An enzymatic hydrolysis of fructose was allowed to proceed to equilibrium at 25 degrees C. The original concentration of fructose-1-p was .2 M, but when the system had reached equlibrium the concentration of fructose 1-p was only 6.52 * 10 -5 M. Calculate the equilibrium constant for this reaction and the standard free energy of hydrolysis of fructose 1-p.
To calculate the equilibrium constant (K) for the enzymatic hydrolysis of fructose, we can use the equilibrium concentrations of the reactants and products.
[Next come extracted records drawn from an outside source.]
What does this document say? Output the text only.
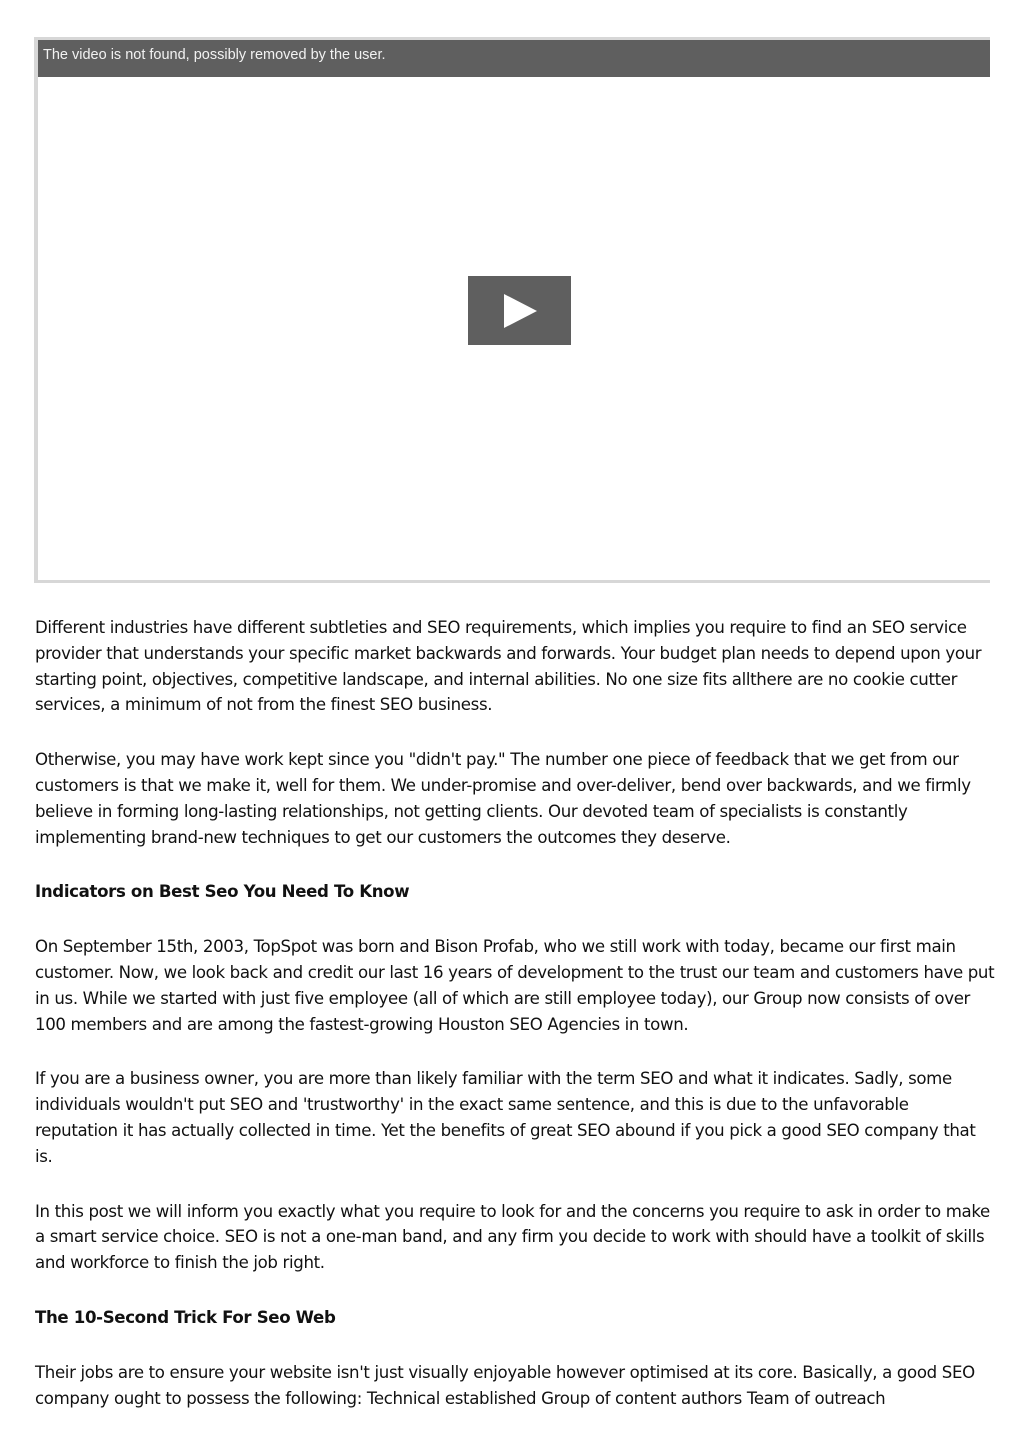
The video is not found, possibly removed by the user.

Different industries have different subtleties and SEO requirements, which implies you require to find an SEO service provider that understands your specific market backwards and forwards. Your budget plan needs to depend upon your starting point, objectives, competitive landscape, and internal abilities. No one size fits allthere are no cookie cutter services, a minimum of not from the finest SEO business.

Otherwise, you may have work kept since you "didn't pay." The number one piece of feedback that we get from our customers is that we make it, well for them. We under-promise and over-deliver, bend over backwards, and we firmly believe in forming long-lasting relationships, not getting clients. Our devoted team of specialists is constantly implementing brand-new techniques to get our customers the outcomes they deserve.

Indicators on Best Seo You Need To Know

On September 15th, 2003, TopSpot was born and Bison Profab, who we still work with today, became our first main customer. Now, we look back and credit our last 16 years of development to the trust our team and customers have put in us. While we started with just five employee (all of which are still employee today), our Group now consists of over 100 members and are among the fastest-growing Houston SEO Agencies in town.

If you are a business owner, you are more than likely familiar with the term SEO and what it indicates. Sadly, some individuals wouldn't put SEO and 'trustworthy' in the exact same sentence, and this is due to the unfavorable reputation it has actually collected in time. Yet the benefits of great SEO abound if you pick a good SEO company that is.

In this post we will inform you exactly what you require to look for and the concerns you require to ask in order to make a smart service choice. SEO is not a one-man band, and any firm you decide to work with should have a toolkit of skills and workforce to finish the job right.

The 10-Second Trick For Seo Web

Their jobs are to ensure your website isn't just visually enjoyable however optimised at its core. Basically, a good SEO company ought to possess the following: Technical established Group of content authors Team of outreach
In this case, the reactant is fructose-1-p (F1P), and the product is fructose (F).
The equilibrium constant (K) is defined as the ratio of the product concentrations to the reactant concentrations, each raised to the power of their stoichiometric coefficients. The balanced chemical equation for the reaction is:
F1P ↔ F
Therefore, the equilibrium constant expression is:
K = [F]^1 / [F1P]^1
Given that the concentration of fructose-1-p at equilibrium is 6.52 x 10^(-5) M and assuming the concentration of fructose is 0 M initially (as it is a reactant that is produced), we can substitute the values into the equation:
K = (0 M)^1 / (6.52 x 10^(-5) M)^1
K = 0 / 6.52 x 10^(-5) M
K = 0
Therefore, the equilibrium constant for this reaction is 0.
Now, to calculate the standard free energy of hydrolysis of fructose-1-p (ΔG°), we can use the relationship between K and ΔG°, which is given by the equation:
ΔG° = -RT ln(K)
Where:
ΔG°: Standard free energy change
R: Gas constant (8.314 J/mol∙K)
T: Temperature in Kelvin (25 degrees Celsius = 298 K)
ln: Natural logarithm
Substituting the values into the equation:
ΔG° = -(8.314 J/mol∙K) x (298 K) x ln(0)
ΔG° = -(8.314 J/mol∙K) x (298 K) x (-∞)
ΔG° = ∞
Therefore, the standard free energy of hydrolysis of fructose-1-p is infinite.